Power cuts dim confidence

Shireen Darmalingam

  • The BER’s Q4:19 consumer confidence index later this morning is expected at -8 pts, from -7 pts in Q3:19. Sentiment had recorded 5 pts in Q2:19.
  • Sentiment at -8 pts would be the lowest reading since Q4:17, with the raft of disappointing economic data after the national elections in H1:19 taking a toll. The 2019 power cuts clearly have had a negative impact on confidence.
  • 2020 portends both further power cuts as well as electricity price hikes, rising unemployment (29.1% in Q3:19), slow wage growth, and higher taxes. All of this will constrain consumer spending. We therefore expect little improvement in business and consumer confidence in 2020, as policy reform progress will likely remain merely incremental. We expect household consumption expenditure of just 1.2% y/y in 2020, from an expected 1.1% y/y in 2019, supported largely by financially still robust high-income earners.

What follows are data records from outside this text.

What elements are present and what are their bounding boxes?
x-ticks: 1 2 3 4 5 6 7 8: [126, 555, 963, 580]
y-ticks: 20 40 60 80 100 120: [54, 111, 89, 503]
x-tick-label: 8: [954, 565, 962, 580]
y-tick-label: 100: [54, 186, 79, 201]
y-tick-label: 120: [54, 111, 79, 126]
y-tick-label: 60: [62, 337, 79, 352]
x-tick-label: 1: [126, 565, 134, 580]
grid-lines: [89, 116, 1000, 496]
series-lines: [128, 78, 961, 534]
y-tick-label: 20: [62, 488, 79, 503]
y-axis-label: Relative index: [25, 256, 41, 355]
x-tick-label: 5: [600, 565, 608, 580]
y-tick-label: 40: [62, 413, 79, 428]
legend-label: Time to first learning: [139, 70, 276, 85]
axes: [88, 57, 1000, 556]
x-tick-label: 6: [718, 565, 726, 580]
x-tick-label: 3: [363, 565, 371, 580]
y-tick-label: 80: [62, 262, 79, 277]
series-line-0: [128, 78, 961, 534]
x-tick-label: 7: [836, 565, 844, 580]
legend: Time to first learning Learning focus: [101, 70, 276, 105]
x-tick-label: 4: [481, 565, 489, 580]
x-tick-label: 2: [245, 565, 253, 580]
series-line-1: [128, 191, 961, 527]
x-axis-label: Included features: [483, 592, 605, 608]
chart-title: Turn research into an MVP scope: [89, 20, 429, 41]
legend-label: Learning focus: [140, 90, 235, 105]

  • Moody’s is now widely expected to strip the sovereign of its only investment grade rating in March. Further potential downgrades from other rating agencies could also weigh on sentiment in 2020. The fiscal and electricity crises signal that government should speed up policy reforms. We forecast GDP growth of 0.8% y/y for 2020, from an estimate of 0.3% y/y in 2019.